# Anyone from Sacramento, CA?



## Sentra Hybrid (May 9, 2002)

Anyone?

John


----------



## James (Apr 29, 2002)

hey, haven't been back there in a while but I lived there for a while. where you at?


----------



## Sentra Hybrid (May 9, 2002)

Actually I'm in Elk Grove. East Elk Grove.

John


----------



## James (Apr 29, 2002)

don't tell me you went to Elk Grove High?


----------



## Sentra Hybrid (May 9, 2002)

No I didn't. Haven't been in High School since 1990. I bought my house there.

John


----------



## James (Apr 29, 2002)

so you aren't from there originally then? well i'm in Irvine, my dad still lives there... i go up there sometime still.


----------



## NiN_00 (Apr 30, 2002)

im not in Sac. but the Central Valley area  i'll be out at the Raceway in Sac next Saturday for the Grudge Night


----------



## NISMOrob (Apr 30, 2002)

Sac. Raceway may 18th. We have about 4-6 sentras going so far. Tell all your friends to come out. I dont want to here any "my car is slow so Im not gonna run stuff" Drag racing is fun even if you are running 20sec ETs. Plus 9 times out of ten there is someone slower than you that shows up.


----------



## Sentra Hybrid (May 9, 2002)

Heh heh, I'd like to come out but I'm prepping my car for the SE-R cup racing series. Right now its on jackstands with the suspension disassembled. Heh heh, its been a LONG time since I've raced at Sac Raceway. 1996 was the last year I ran there.
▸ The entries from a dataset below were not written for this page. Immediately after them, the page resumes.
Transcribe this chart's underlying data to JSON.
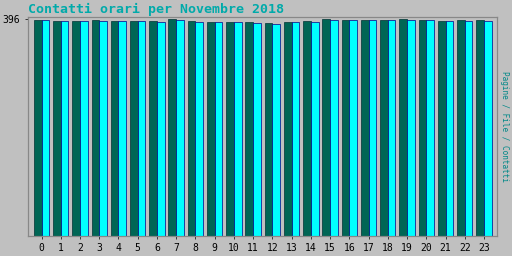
{
  "title": "Contatti orari per Novembre 2018",
  "title_color": "#00AAAA",
  "background_color": "#C0C0C0",
  "plot_bg_color": "#C0C0C0",
  "ylabel_right": "Pagine / File / Contatti",
  "ylim": [
    0,
    400
  ],
  "yticks": [
    396
  ],
  "hours": [
    0,
    1,
    2,
    3,
    4,
    5,
    6,
    7,
    8,
    9,
    10,
    11,
    12,
    13,
    14,
    15,
    16,
    17,
    18,
    19,
    20,
    21,
    22,
    23
  ],
  "bar1_color": "#00FFFF",
  "bar1_edge": "#000088",
  "bar2_color": "#006655",
  "bar2_edge": "#003333",
  "bar1_values": [
    395,
    392,
    392,
    393,
    393,
    392,
    391,
    394,
    391,
    390,
    390,
    389,
    388,
    390,
    391,
    395,
    394,
    394,
    394,
    394,
    395,
    392,
    393,
    393
  ],
  "bar2_values": [
    394,
    393,
    393,
    394,
    393,
    393,
    392,
    397,
    392,
    391,
    391,
    390,
    389,
    391,
    392,
    396,
    395,
    395,
    395,
    396,
    395,
    393,
    394,
    394
  ]
}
It was fun while it lasted.

John


----------



## Guest (May 13, 2002)

i'm in central cali and i'm looking for some nissan fanatic's to hang out with.


----------



## James (Apr 29, 2002)

1 time said:


> *i'm in central cali and i'm looking for some nissan fanatic's to hang out with. *


unless hanford is close to Irvine i'm too lazy (and no time)...


----------